Noting that after decades in which the world has grown accustomed to uncontrolled terrorism in Iraq, Syria and Africa, Nuriel believes that Islamist terrorism will now flood Europe as a result of ISIS’ defeat in Iraq and Syria. He points to the ambition of ISIS to convince the world that the “Islamic State concept is invincible,” which will intensify attacks in Europe.
ISIS’ European infrastructure already exists, Nuriel explains, with sufficient arms in their possession and the capacity to replenish them independently when needed. He believes “it is no longer a question of ‘whether’ but a question of ‘when and how much,'” since the Caliphate has already issued its directives for the attack on the West.
The retired counter-terrorism expert also anticipates renewed Hezbollah activities in the West against Jewish and Israeli targets following the anticipated end of the civil war in Syria – where the Shiite Hezbollah ahs been fighting alongside the Assad regime against the Sunni rebels.
Incidentally, Nuriel does not expect that increasingly brutal Islamic attacks on European civilians will necessarily generate more sympathy for Israel. However, he expects professional cooperation among state security experts to improve, as the Europeans will have better and better reasons to rely on Israel’s vast experience of dealing with Islamic terrorism.

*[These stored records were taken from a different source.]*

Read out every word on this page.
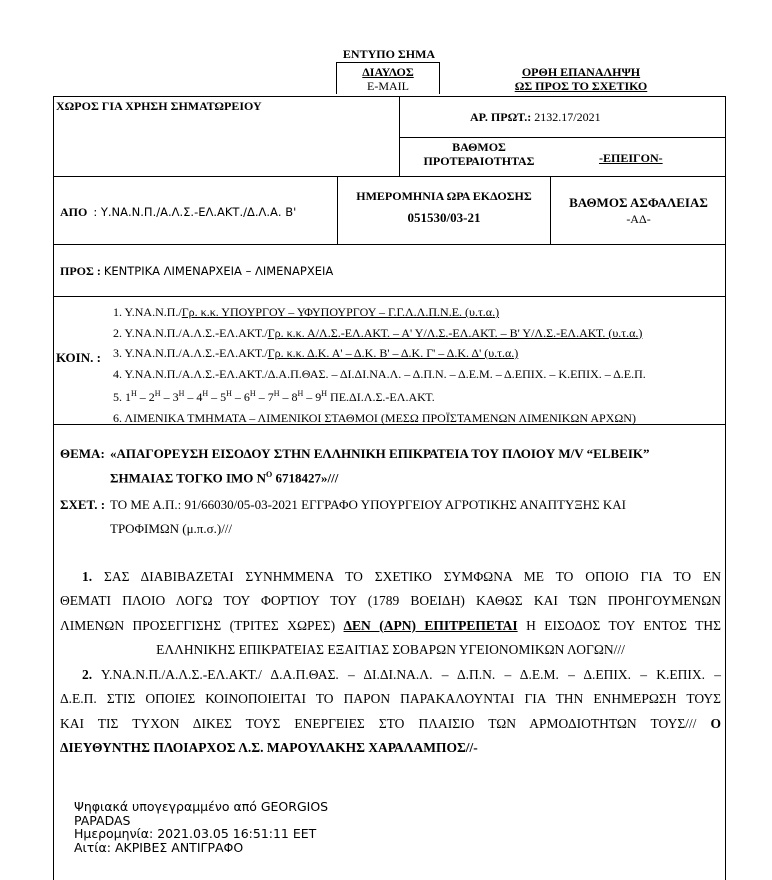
ΕΝΤΥΠΟ ΣΗΜΑ
ΔΙΑΥΛΟΣ
E-MAIL
ΟΡΘΗ ΕΠΑΝΑΛΗΨΗ
ΩΣ ΠΡΟΣ ΤΟ ΣΧΕΤΙΚΟ
ΧΩΡΟΣ ΓΙΑ ΧΡΗΣΗ ΣΗΜΑΤΩΡΕΙΟΥ
ΑΡ. ΠΡΩΤ.: 2132.17/2021
ΒΑΘΜΟΣ
ΠΡΟΤΕΡΑΙΟΤΗΤΑΣ	-ΕΠΕΙΓΟΝ-
ΑΠΟ : Υ.ΝΑ.Ν.Π./Α.Λ.Σ.-ΕΛ.ΑΚΤ./Δ.Λ.Α. Β'
ΗΜΕΡΟΜΗΝΙΑ ΩΡΑ ΕΚΔΟΣΗΣ
051530/03-21
ΒΑΘΜΟΣ ΑΣΦΑΛΕΙΑΣ
-ΑΔ-
ΠΡΟΣ : ΚΕΝΤΡΙΚΑ ΛΙΜΕΝΑΡΧΕΙΑ – ΛΙΜΕΝΑΡΧΕΙΑ
ΚΟΙΝ. :
1. Υ.ΝΑ.Ν.Π./Γρ. κ.κ. ΥΠΟΥΡΓΟΥ – ΥΦΥΠΟΥΡΓΟΥ – Γ.Γ.Λ.Λ.Π.Ν.Ε. (υ.τ.α.)
2. Υ.ΝΑ.Ν.Π./Α.Λ.Σ.-ΕΛ.ΑΚΤ./Γρ. κ.κ. Α/Λ.Σ.-ΕΛ.ΑΚΤ. – Α' Υ/Λ.Σ.-ΕΛ.ΑΚΤ. – Β' Υ/Λ.Σ.-ΕΛ.ΑΚΤ. (υ.τ.α.)
3. Υ.ΝΑ.Ν.Π./Α.Λ.Σ.-ΕΛ.ΑΚΤ./Γρ. κ.κ. Δ.Κ. Α' – Δ.Κ. Β' – Δ.Κ. Γ' – Δ.Κ. Δ' (υ.τ.α.)
4. Υ.ΝΑ.Ν.Π./Α.Λ.Σ.-ΕΛ.ΑΚΤ./Δ.Α.Π.ΘΑΣ. – ΔΙ.ΔΙ.ΝΑ.Λ. – Δ.Π.Ν. – Δ.Ε.Μ. – Δ.ΕΠΙΧ. – Κ.ΕΠΙΧ. – Δ.Ε.Π.
5. $1^H - 2^H - 3^H - 4^H - 5^H - 6^H - 7^H - 8^H - 9^H$ ΠΕ.ΔΙ.Λ.Σ.-ΕΛ.ΑΚΤ.
6. ΛΙΜΕΝΙΚΑ ΤΜΗΜΑΤΑ – ΛΙΜΕΝΙΚΟΙ ΣΤΑΘΜΟΙ (ΜΕΣΩ ΠΡΟΪΣΤΑΜΕΝΩΝ ΛΙΜΕΝΙΚΩΝ ΑΡΧΩΝ)
ΘΕΜΑ: «ΑΠΑΓΟΡΕΥΣΗ ΕΙΣΟΔΟΥ ΣΤΗΝ ΕΛΛΗΝΙΚΗ ΕΠΙΚΡΑΤΕΙΑ ΤΟΥ ΠΛΟΙΟΥ M/V “ELBEIK”
ΣΗΜΑΙΑΣ ΤΟΓΚΟ ΙΜΟ $N^O$ 6718427»///
ΣΧΕΤ. : ΤΟ ΜΕ Α.Π.: 91/66030/05-03-2021 ΕΓΓΡΑΦΟ ΥΠΟΥΡΓΕΙΟΥ ΑΓΡΟΤΙΚΗΣ ΑΝΑΠΤΥΞΗΣ ΚΑΙ
ΤΡΟΦΙΜΩΝ (μ.π.σ.)///
1. ΣΑΣ ΔΙΑΒΙΒΑΖΕΤΑΙ ΣΥΝΗΜΜΕΝΑ ΤΟ ΣΧΕΤΙΚΟ ΣΥΜΦΩΝΑ ΜΕ ΤΟ ΟΠΟΙΟ ΓΙΑ ΤΟ ΕΝ
ΘΕΜΑΤΙ ΠΛΟΙΟ ΛΟΓΩ ΤΟΥ ΦΟΡΤΙΟΥ ΤΟΥ (1789 ΒΟΕΙΔΗ) ΚΑΘΩΣ ΚΑΙ ΤΩΝ ΠΡΟΗΓΟΥΜΕΝΩΝ
ΛΙΜΕΝΩΝ ΠΡΟΣΕΓΓΙΣΗΣ (ΤΡΙΤΕΣ ΧΩΡΕΣ) ΔΕΝ (ΑΡΝ) ΕΠΙΤΡΕΠΕΤΑΙ Η ΕΙΣΟΔΟΣ ΤΟΥ ΕΝΤΟΣ ΤΗΣ
ΕΛΛΗΝΙΚΗΣ ΕΠΙΚΡΑΤΕΙΑΣ ΕΞΑΙΤΙΑΣ ΣΟΒΑΡΩΝ ΥΓΕΙΟΝΟΜΙΚΩΝ ΛΟΓΩΝ///
2. Υ.ΝΑ.Ν.Π./Α.Λ.Σ.-ΕΛ.ΑΚΤ./ Δ.Α.Π.ΘΑΣ. – ΔΙ.ΔΙ.ΝΑ.Λ. – Δ.Π.Ν. – Δ.Ε.Μ. – Δ.ΕΠΙΧ. – Κ.ΕΠΙΧ. –
Δ.Ε.Π. ΣΤΙΣ ΟΠΟΙΕΣ ΚΟΙΝΟΠΟΙΕΙΤΑΙ ΤΟ ΠΑΡΟΝ ΠΑΡΑΚΑΛΟΥΝΤΑΙ ΓΙΑ ΤΗΝ ΕΝΗΜΕΡΩΣΗ ΤΟΥΣ
ΚΑΙ ΤΙΣ ΤΥΧΟΝ ΔΙΚΕΣ ΤΟΥΣ ΕΝΕΡΓΕΙΕΣ ΣΤΟ ΠΛΑΙΣΙΟ ΤΩΝ ΑΡΜΟΔΙΟΤΗΤΩΝ ΤΟΥΣ/// Ο
ΔΙΕΥΘΥΝΤΗΣ ΠΛΟΙΑΡΧΟΣ Λ.Σ. ΜΑΡΟΥΛΑΚΗΣ ΧΑΡΑΛΑΜΠΟΣ//-
Ψηφιακά υπογεγραμμένο από GEORGIOS
PAPADAS
Ημερομηνία: 2021.03.05 16:51:11 EET
Αιτία: ΑΚΡΙΒΕΣ ΑΝΤΙΓΡΑΦΟ
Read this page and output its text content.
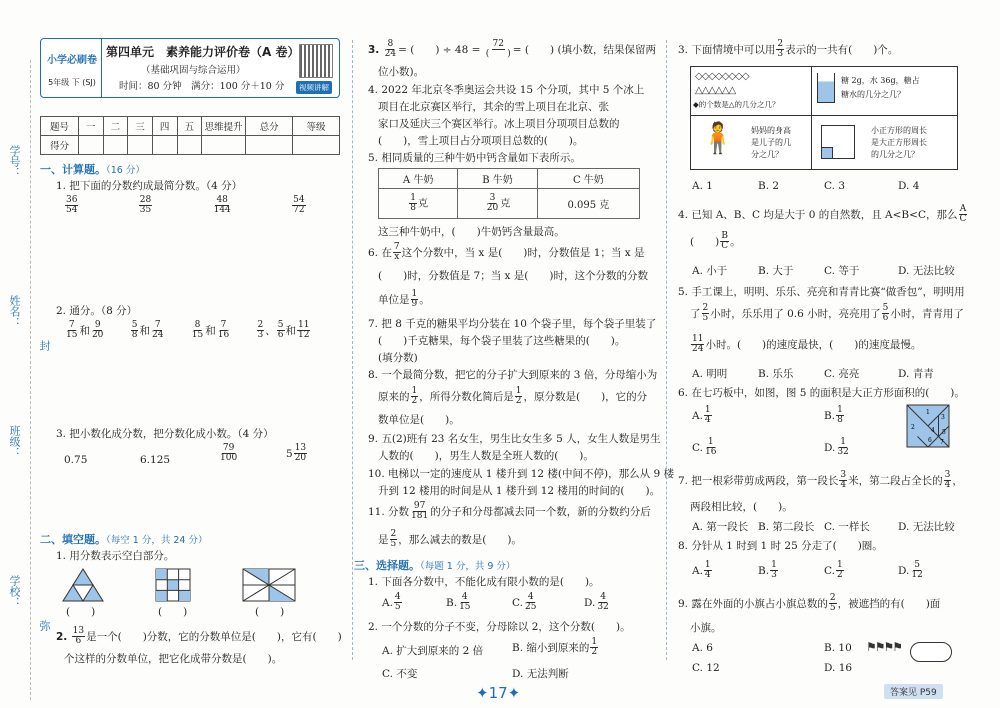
学号：
姓名：
封
班级：
学校：
弥
小学必刷卷
5年级 下 (SJ)
第四单元　素养能力评价卷（A 卷）
（基础巩固与综合运用）
时间：80 分钟　满分：100 分＋10 分	视频讲解
题号	一	二	三	四	五	思维提升	总分	等级
得分								
一、计算题。（16 分）
1. 把下面的分数约成最简分数。（4 分）
$\frac{36}{54}$
	$\frac{28}{35}$
	$\frac{48}{144}$
	$\frac{54}{72}$
2. 通分。（8 分）
$\frac{7}{15}$ 和 $\frac{9}{20}$
	$\frac{5}{8}$ 和 $\frac{7}{24}$
	$\frac{8}{15}$ 和 $\frac{7}{16}$
	$\frac{2}{3}$ 、 $\frac{5}{6}$ 和 $\frac{11}{12}$
3. 把小数化成分数，把分数化成小数。（4 分）
0.75	6.125	$\frac{79}{100}$	$5 \frac{13}{20}$
二、填空题。（每空 1 分，共 24 分）
1. 用分数表示空白部分。
(　　)	(　　)	(　　)
2. $\frac{13}{6}$ 是一个(　　)分数，它的分数单位是(　　)，它有(　　)
个这样的分数单位，把它化成带分数是(　　)。
3. $\frac{8}{24}$ = (　　) ÷ $48 = \frac{72}{( )}$ = (　　) (填小数，结果保留两
位小数)。
4. 2022 年北京冬季奥运会共设 15 个分项，其中 5 个冰上
项目在北京赛区举行，其余的雪上项目在北京、张
家口及延庆三个赛区举行。冰上项目分项项目总数的
(　　)，雪上项目占分项项目总数的(　　)。
5. 相同质量的三种牛奶中钙含量如下表所示。
A 牛奶	B 牛奶	C 牛奶

$\frac{1}{8}$ 克	$\frac{3}{20}$ 克	0.095 克
这三种牛奶中，(　　)牛奶钙含量最高。
6. 在 $\frac{7}{x}$ 这个分数中，当 x 是(　　)时，分数值是 1；当 x 是
(　　)时，分数值是 7；当 x 是(　　)时，这个分数的分数
单位是 $\frac{1}{9}$ 。
7. 把 8 千克的糖果平均分装在 10 个袋子里，每个袋子里装了
(　　)千克糖果，每个袋子里装了这些糖果的(　　)。
(填分数)
8. 一个最简分数，把它的分子扩大到原来的 3 倍，分母缩小为
原来的 $\frac{1}{2}$ ，所得分数化简后是 $\frac{1}{2}$ ，原分数是(　　)，它的分
数单位是(　　)。
9. 五(2)班有 23 名女生，男生比女生多 5 人，女生人数是男生
人数的(　　)，男生人数是全班人数的(　　)。
10. 电梯以一定的速度从 1 楼升到 12 楼(中间不停)，那么从 9 楼
升到 12 楼用的时间是从 1 楼升到 12 楼用的时间的(　　)。
11. 分数 $\frac{97}{181}$ 的分子和分母都减去同一个数，新的分数约分后
是 $\frac{2}{5}$ ，那么减去的数是(　　)。
三、选择题。（每题 1 分，共 9 分）
1. 下面各分数中，不能化成有限小数的是(　　)。
A. $\frac{4}{5}$	B. $\frac{4}{15}$	C. $\frac{4}{25}$	D. $\frac{4}{32}$
2. 一个分数的分子不变，分母除以 2，这个分数(　　)。
A. 扩大到原来的 2 倍	B. 缩小到原来的 $\frac{1}{2}$
C. 不变	D. 无法判断
✦17✦
3. 下面情境中可以用 $\frac{2}{3}$ 表示的一共有(　　)个。
◇◇◇◇◇◇◇◇
△△△△△△
◆的个数是△的几分之几？
糖 2g，水 36g，糖占
糖水的几分之几？
🧍 妈妈的身高
是儿子的几
分之几？
小正方形的周长
是大正方形周长
的几分之几？
A. 1	B. 2	C. 3	D. 4
4. 已知 A、B、C 均是大于 0 的自然数，且 A<B<C，那么 $\frac{A}{C}$
(　　) $\frac{B}{C}$ 。
A. 小于	B. 大于	C. 等于	D. 无法比较
5. 手工课上，明明、乐乐、亮亮和青青比赛“做香包”，明明用
了 $\frac{2}{5}$ 小时，乐乐用了 0.6 小时，亮亮用了 $\frac{5}{6}$ 小时，青青用了
$\frac{11}{24}$ 小时。(　　)的速度最快，(　　)的速度最慢。
A. 明明	B. 乐乐	C. 亮亮	D. 青青
6. 在七巧板中，如图，图 5 的面积是大正方形面积的(　　)。
A. $\frac{1}{4}$	B. $\frac{1}{8}$
C. $\frac{1}{16}$	D. $\frac{1}{32}$
1
2
3
4 5
6 7
7. 把一根彩带剪成两段，第一段长 $\frac{3}{4}$ 米，第二段占全长的 $\frac{3}{4}$ ，
两段相比较，(　　)。
A. 第一段长 B. 第二段长 C. 一样长	D. 无法比较
8. 分针从 1 时到 1 时 25 分走了(　　)圈。
A. $\frac{1}{4}$	B. $\frac{1}{3}$	C. $\frac{1}{2}$	D. $\frac{5}{12}$
9. 露在外面的小旗占小旗总数的 $\frac{2}{5}$ ，被遮挡的有(　　)面
小旗。
A. 6	B. 10
C. 12	D. 16
⚑⚑⚑⚑
答案见 P59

At home, Nuriel predicts that the nationalist uprising among Israeli Arabs would eventually force the Israeli government’s hands and it could be pushed to resort to control methods that have been abandoned as far back as 1966.
Under an uninterrupted succession of Labor-led coalition governments, Israeli Arabs were subject, from 1949 to ’66, to martial law. Travel permits, curfews, administrative detentions, and expulsions were common. The Absentee Property Law of 1950 facilitated taking control of fleeing Arab land owners, and the Land Acquisition Law of 1953 authorized the Ministry of Finance to transfer expropriated land to the state. Other common legal expedients included the use of emergency regulations to declare land belonging to Arab citizens a closed military zone, followed by the use of Ottoman legislation on abandoned land to take control of the land.